The Effect of Granulocyte-Macrophage Colony-Stimulating Factor on Human Dermal Fibroblast Proliferation

ABSTRACT

Granulocyte-Macrophage colony-stimulating factor(GM- CSF) is naturally generated protein that stimulates the survival, proliferation, and differentiation of myeloid progenitor cells. The determination of the molecular sequence of this protein by recombinant DNA technology enabled us to produce sufficient quantity for preclinical and clinical use. In the animal studies, rhGM-CSF to wounds has been reported to result in increased formation of granulation tissue, increased breaking strength, and reversal of wound contraction. A number of case reports have been published on the favorable effect of rhGM-CSF as a treatment for infected, nonhealing wounds, and ulcers. However, there are no clinical reports about the effect of GM-CSF on wound healing in normal patients.
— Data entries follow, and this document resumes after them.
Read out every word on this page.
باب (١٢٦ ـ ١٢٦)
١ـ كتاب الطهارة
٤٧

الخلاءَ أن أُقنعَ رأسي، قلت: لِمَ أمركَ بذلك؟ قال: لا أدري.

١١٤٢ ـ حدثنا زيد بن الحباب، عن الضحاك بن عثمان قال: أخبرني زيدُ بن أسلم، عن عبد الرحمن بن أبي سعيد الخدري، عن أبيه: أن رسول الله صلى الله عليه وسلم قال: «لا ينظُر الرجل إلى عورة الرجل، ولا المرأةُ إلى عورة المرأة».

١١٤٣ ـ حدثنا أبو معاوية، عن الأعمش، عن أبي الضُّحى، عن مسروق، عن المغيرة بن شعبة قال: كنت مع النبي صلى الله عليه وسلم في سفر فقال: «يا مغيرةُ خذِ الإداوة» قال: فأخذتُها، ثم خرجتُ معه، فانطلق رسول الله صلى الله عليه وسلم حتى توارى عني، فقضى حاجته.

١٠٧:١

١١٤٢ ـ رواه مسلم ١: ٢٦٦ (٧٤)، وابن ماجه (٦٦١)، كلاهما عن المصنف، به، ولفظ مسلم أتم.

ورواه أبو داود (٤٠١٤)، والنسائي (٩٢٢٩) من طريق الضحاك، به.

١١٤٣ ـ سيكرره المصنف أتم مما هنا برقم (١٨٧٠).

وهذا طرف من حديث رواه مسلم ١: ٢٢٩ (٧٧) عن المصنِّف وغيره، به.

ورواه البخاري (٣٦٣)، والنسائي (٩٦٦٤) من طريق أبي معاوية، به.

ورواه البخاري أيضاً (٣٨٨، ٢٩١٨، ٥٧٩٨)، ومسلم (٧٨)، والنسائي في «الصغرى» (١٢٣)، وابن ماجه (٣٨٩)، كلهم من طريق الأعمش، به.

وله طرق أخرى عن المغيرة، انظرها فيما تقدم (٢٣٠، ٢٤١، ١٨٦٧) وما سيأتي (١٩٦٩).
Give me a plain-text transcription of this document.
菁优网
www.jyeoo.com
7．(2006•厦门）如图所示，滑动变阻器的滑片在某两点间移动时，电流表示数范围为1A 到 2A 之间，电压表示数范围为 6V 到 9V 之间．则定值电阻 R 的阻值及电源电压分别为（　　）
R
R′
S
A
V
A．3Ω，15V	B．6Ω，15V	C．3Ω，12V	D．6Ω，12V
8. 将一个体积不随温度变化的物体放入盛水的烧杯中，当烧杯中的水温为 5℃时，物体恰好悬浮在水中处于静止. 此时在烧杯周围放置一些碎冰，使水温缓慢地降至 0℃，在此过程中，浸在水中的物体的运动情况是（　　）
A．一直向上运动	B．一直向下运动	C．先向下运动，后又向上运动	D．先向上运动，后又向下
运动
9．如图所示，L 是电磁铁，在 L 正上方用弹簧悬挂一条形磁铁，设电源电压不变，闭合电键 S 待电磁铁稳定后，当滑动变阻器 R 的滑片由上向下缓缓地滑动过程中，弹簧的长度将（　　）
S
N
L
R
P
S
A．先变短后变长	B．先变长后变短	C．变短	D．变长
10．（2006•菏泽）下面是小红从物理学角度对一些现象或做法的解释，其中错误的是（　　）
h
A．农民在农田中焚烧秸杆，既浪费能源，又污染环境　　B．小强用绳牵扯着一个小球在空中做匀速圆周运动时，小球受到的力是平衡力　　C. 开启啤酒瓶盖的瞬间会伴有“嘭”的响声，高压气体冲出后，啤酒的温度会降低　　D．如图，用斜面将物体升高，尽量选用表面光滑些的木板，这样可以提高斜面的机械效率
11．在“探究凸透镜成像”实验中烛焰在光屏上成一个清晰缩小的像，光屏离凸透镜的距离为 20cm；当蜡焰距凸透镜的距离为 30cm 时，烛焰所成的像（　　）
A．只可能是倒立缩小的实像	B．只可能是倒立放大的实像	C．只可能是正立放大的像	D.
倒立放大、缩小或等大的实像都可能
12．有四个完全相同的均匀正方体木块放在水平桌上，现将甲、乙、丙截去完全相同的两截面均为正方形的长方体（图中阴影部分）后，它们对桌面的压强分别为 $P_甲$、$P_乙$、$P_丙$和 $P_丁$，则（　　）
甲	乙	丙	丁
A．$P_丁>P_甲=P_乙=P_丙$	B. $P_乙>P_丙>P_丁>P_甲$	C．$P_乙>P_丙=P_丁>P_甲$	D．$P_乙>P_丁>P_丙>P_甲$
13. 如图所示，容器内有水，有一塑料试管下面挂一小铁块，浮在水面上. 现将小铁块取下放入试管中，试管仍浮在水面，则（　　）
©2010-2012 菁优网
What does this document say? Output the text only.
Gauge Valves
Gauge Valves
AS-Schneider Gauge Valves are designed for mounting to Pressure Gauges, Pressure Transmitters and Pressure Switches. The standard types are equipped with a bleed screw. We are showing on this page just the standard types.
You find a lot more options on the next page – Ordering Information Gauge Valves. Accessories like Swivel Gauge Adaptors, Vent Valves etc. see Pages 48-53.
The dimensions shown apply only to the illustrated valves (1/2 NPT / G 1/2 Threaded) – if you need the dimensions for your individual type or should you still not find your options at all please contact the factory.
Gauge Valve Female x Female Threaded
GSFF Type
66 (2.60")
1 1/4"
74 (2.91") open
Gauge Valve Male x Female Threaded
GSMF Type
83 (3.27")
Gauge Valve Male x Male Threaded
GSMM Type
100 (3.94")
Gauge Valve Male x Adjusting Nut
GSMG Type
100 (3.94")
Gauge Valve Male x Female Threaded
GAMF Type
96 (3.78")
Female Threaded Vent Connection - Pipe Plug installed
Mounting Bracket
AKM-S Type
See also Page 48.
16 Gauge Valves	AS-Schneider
Therefore, in this report, we examined the effect of GM-CSF on the proliferation of human dermal fibroblasts which play a crucial role in wound healing process in vitro. To determine an optimal GM-CSF concentration for human dermal fibroblast proliferation, the cells were incubated with either one of 13 concentrations of GM-CSF(0 - 30mug/ml). The media used in this study was DMEM/F- 12(GIBCO, Grand Island, NY, USA). The fibroblasts were seeded at 1.5 x 104 cells/well in 500mul of medium including 10% fetal bovine serum and either one of 13 concentrations of GM-CSF in 24-well plates. The cells were incubated for 6 days at 5% CO2, 100% humidity at 37degrees C. On the 6th day of plating, fibroblast proliferation was determined by hematocytometer. Each concentration was tested 8 times.Low concentration of GM-CSF(below 5.0mug/ml) stimulated the proliferation of human dermal fibroblasts. How ever, high concentration of GM-CSF(over 10mug/ml) downregulated the proliferation of human dermal fibroblasts. The best fibroblast proliferation was seen at 1.0mug/ml of GM- CSF. These results demonstrated that GM-CSF influenced human dermal fibroblast proliferation and the GM-CSF concentration was critically important factor in vitro.